The CoAI JRC offers numerous open data and benchmarking resources. Beyond making data and publications openly accessible, we are looking to develop a framework to provide episodic memory data, joint human-robot data and robot activity data as an open knowledge base using standard data formats to foster reuse by the research community.
The Socio-physical Model of Activities (SOMA) is an ontological model with cognitive bias used to represent the physical and social context of everyday activities. It is currently the most comprehensive ontology for robotics and everyday activities.
openEASE is a web-based knowledge service providing robot and human activity data. It contains semantically annotated data of manipulation actions, including the environment the agent is acting in, the objects it manipulates, the task it performs, and the behavior it generates.
HOBBIT is a distributed benchmarking platform designed for the unified execution of benchmarks for Linked Data solutions. The HOBBIT benchmarking platform is based on the FAIR principles and is the first benchmarking platform able to scale up to benchmarking real-world scenarios for Big Linked Data solutions.
Overview paper: Michael Röder, Dennis Kuchelev, Axel-Cyrille Ngonga Ngomo, “HOBBIT: A platform for benchmarking Big Linked Data,” in Data Science v. 3(1), 2020.
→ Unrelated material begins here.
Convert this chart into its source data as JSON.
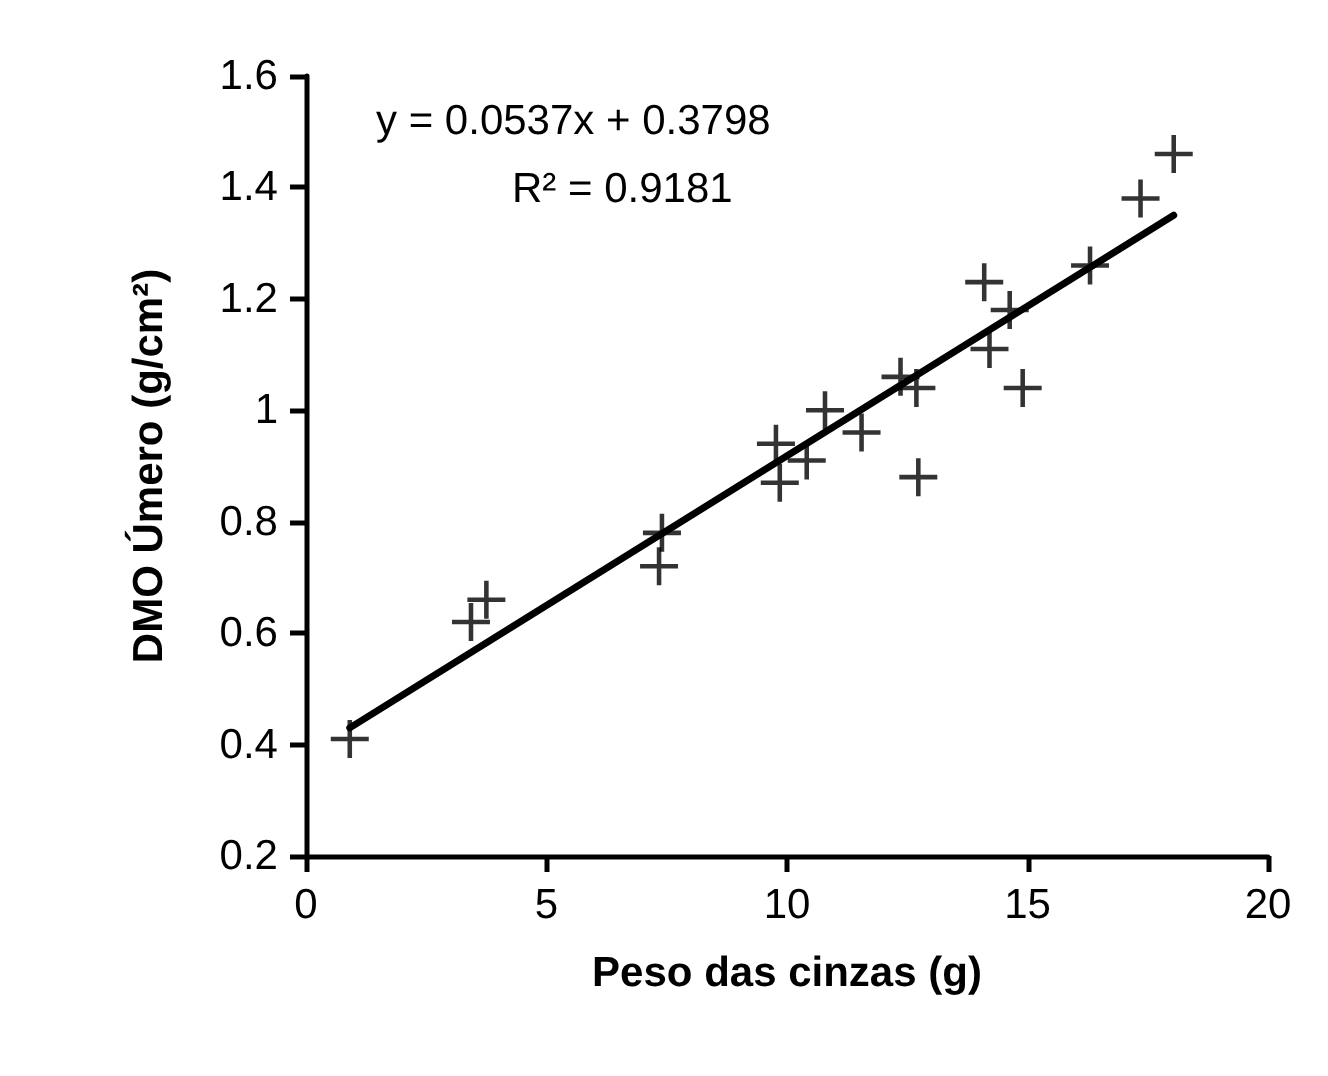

LIMES is a state-of-the-art tool developed by the DICE Data Science Group, which uses dedicated machine learning techniques for link discovery in order to compute links time-efficiently and produce links of high quality to serve applications built upon Linked Data.
Overview paper: Ngonga Ngomo, A.C., Sherif, M.A., Georgala, K. et al. LIMES: A Framework for Link Discovery on the Semantic Web. Künstliche Intelligenz v. 35, 2021.
GERBIL is an evaluation framework for semantic entity annotation also provided by the DICE Data Science Group. The rationale behind our framework is to provide developers, end users and researchers with easy-to-use interfaces that allow for the agile, fine-grained and uniform evaluation of annotation tools on multiple datasets.
Overview paper: Usbeck R, Röder M, Ngonga Ngomo A-C, Baron C, Both A, Brümmer M, Ceccarelli D, Cornolti M, Cherix D, Eickmann B, Ferragina P, Lemke C, Moro A, Navigli R, Piccinno F, Rizzo G, Sack H, Speck R, Troncy R, Waitelonis J, Wesemann L, “GERBIL: General Entity Annotator Benchmarking Framework,” in Gangemi A, Leonardi S, Panconesi A (eds) Proceedings of the 24th International Conference on World Wide Web, WWW 2015, Florence, Italy, May 18-22, 2015, ACM.